Let's say that I have daily data over three years of some stochastic process. I use Maximum likelihood method to estimate the process. Let's Say its a Ornstein Uhlenbeck Process, now I have often wondered why if i have daily data the increment dt becomes 1/365 $$dx(t)=\sigma dw(t)+\theta dt (\mu -x(t))$$
Now if I have data in daily intervals and I use MLE to find the parameters of this process, or regression I have always wondered why I see examples using dt to become 1/365. I if we have Wiener Process with following conditions I can agree that standard deviation is the square root of the variance.

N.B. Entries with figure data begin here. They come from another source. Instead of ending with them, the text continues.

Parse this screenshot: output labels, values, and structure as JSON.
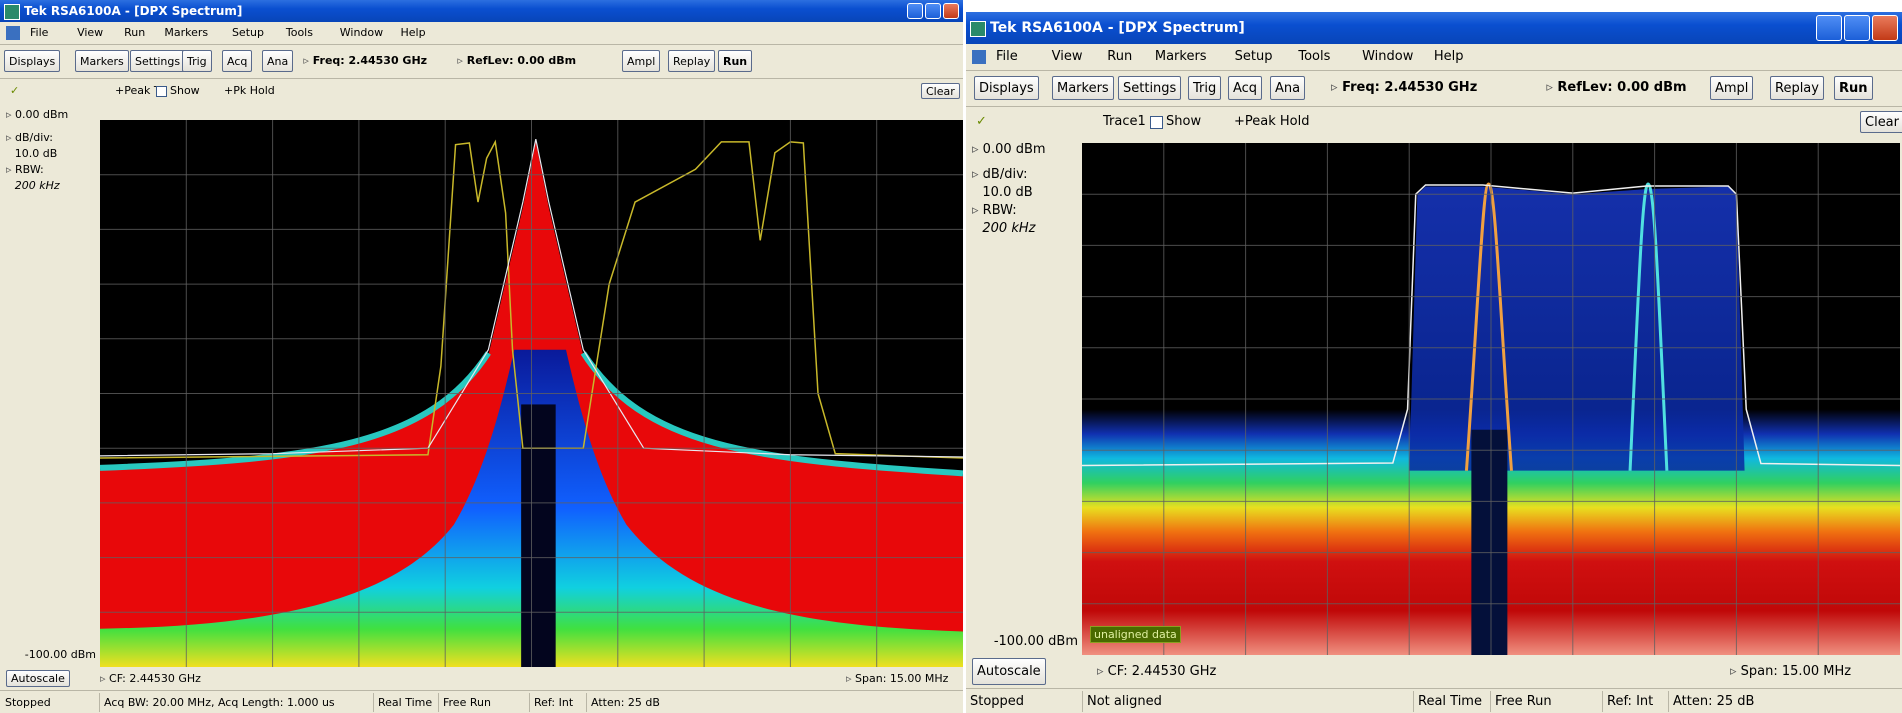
{
  "windows": [
    {
      "title": "Tek RSA6100A - [DPX Spectrum]",
      "menu": [
        "File",
        "View",
        "Run",
        "Markers",
        "Setup",
        "Tools",
        "Window",
        "Help"
      ],
      "toolbar": [
        "Displays",
        "Markers",
        "Settings",
        "Trig",
        "Acq",
        "Ana"
      ],
      "freq": "Freq: 2.44530 GHz",
      "reflev": "RefLev: 0.00 dBm",
      "toolbar_right": [
        "Ampl",
        "Replay",
        "Run"
      ],
      "check": "✓",
      "trace": "+Peak Tr",
      "show": "Show",
      "hold": "+Pk Hold",
      "clear": "Clear",
      "side": [
        "0.00 dBm",
        "dB/div:",
        "10.0 dB",
        "RBW:",
        "200 kHz"
      ],
      "bottom_ref": "-100.00 dBm",
      "autoscale": "Autoscale",
      "cf": "CF: 2.44530 GHz",
      "span": "Span: 15.00 MHz",
      "status": [
        "Stopped",
        "Acq BW: 20.00 MHz, Acq Length: 1.000 us",
        "Real Time",
        "Free Run",
        "Ref: Int",
        "Atten: 25 dB"
      ]
    },
    {
      "title": "Tek RSA6100A - [DPX Spectrum]",
      "menu": [
        "File",
        "View",
        "Run",
        "Markers",
        "Setup",
        "Tools",
        "Window",
        "Help"
      ],
      "toolbar": [
        "Displays",
        "Markers",
        "Settings",
        "Trig",
        "Acq",
        "Ana"
      ],
      "freq": "Freq: 2.44530 GHz",
      "reflev": "RefLev: 0.00 dBm",
      "toolbar_right": [
        "Ampl",
        "Replay",
        "Run"
      ],
      "check": "✓",
      "trace": "Trace1",
      "show": "Show",
      "hold": "+Peak Hold",
      "clear": "Clear",
      "side": [
        "0.00 dBm",
        "dB/div:",
        "10.0 dB",
        "RBW:",
        "200 kHz"
      ],
      "bottom_ref": "-100.00 dBm",
      "autoscale": "Autoscale",
      "cf": "CF: 2.44530 GHz",
      "span": "Span: 15.00 MHz",
      "overlay": "unaligned data",
      "status": [
        "Stopped",
        "Not aligned",
        "Real Time",
        "Free Run",
        "Ref: Int",
        "Atten: 25 dB"
      ]
    }
  ]
}
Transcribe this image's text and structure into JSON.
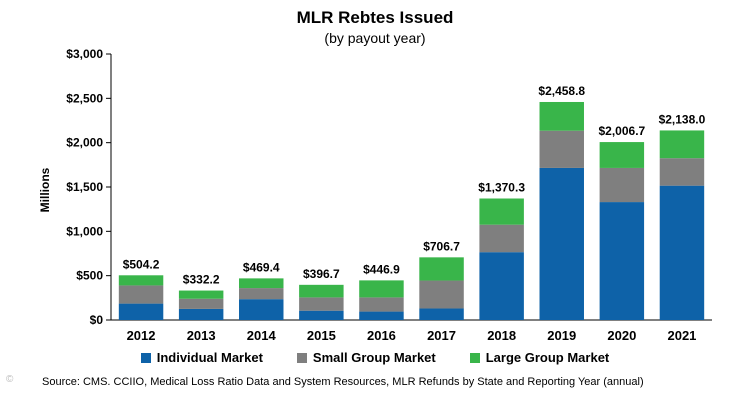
{
  "chart_data": {
    "type": "bar",
    "stacked": true,
    "title": "MLR Rebtes Issued",
    "subtitle": "(by payout year)",
    "xlabel": "",
    "ylabel": "Millions",
    "ylim": [
      0,
      3000
    ],
    "yticks": [
      0,
      500,
      1000,
      1500,
      2000,
      2500,
      3000
    ],
    "ytick_labels": [
      "$0",
      "$500",
      "$1,000",
      "$1,500",
      "$2,000",
      "$2,500",
      "$3,000"
    ],
    "grid": false,
    "legend_position": "bottom",
    "categories": [
      "2012",
      "2013",
      "2014",
      "2015",
      "2016",
      "2017",
      "2018",
      "2019",
      "2020",
      "2021"
    ],
    "series": [
      {
        "name": "Individual Market",
        "color": "#0e62a8",
        "values": [
          185,
          125,
          235,
          105,
          95,
          130,
          765,
          1715,
          1330,
          1515
        ]
      },
      {
        "name": "Small Group Market",
        "color": "#7f7f7f",
        "values": [
          205,
          115,
          125,
          150,
          160,
          315,
          310,
          420,
          385,
          310
        ]
      },
      {
        "name": "Large Group Market",
        "color": "#39b54a",
        "values": [
          114.2,
          92.2,
          109.4,
          141.7,
          191.9,
          261.7,
          295.3,
          323.8,
          291.7,
          313.0
        ]
      }
    ],
    "totals": [
      504.2,
      332.2,
      469.4,
      396.7,
      446.9,
      706.7,
      1370.3,
      2458.8,
      2006.7,
      2138.0
    ],
    "total_labels": [
      "$504.2",
      "$332.2",
      "$469.4",
      "$396.7",
      "$446.9",
      "$706.7",
      "$1,370.3",
      "$2,458.8",
      "$2,006.7",
      "$2,138.0"
    ]
  },
  "source_text": "Source: CMS. CCIIO, Medical Loss Ratio Data and System Resources, MLR Refunds by State and Reporting Year (annual)",
  "watermark_text": "©"
}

Now from this I believe that:
$$\sqrt{\sigma ^2 t}=\sigma \sqrt{t}$$
Now I have often seen that : $$\sigma dw(t)$$
being written as
$$\sigma *\sqrt{\text{dt}}*\text{random}(\text{mean}=0,\text{variance}=1)$$
when simulating.
But regardless of if I am simulating a year or 3 years they always use dt=1/365 but I just dont understand why just because I have daily I need to divide by 365. In other words since I am estimating the parameters over a three year period and I have a daily time period, and I am going to use the parameters to simulate daily prices where is the requirement to divide by 365 coming from.
Of course I understand that 365 is number of days in a year, I just dont see the connection since I am estimating the parameters over daily data in a 3 year period why I would need to define dt as 1/365.
I would expect the yearly volatility to be $\sigma \sqrt{365}$ if $\sigma$ was daily volatility.
I would really appreciate any help I could get including a explanation or pointers to where I have gone wrong in terms of what I have written.
I have spent a long time trying to understand this and I would really appreciate any help I could get. I am very happy to edit the question if it would make it more understandable.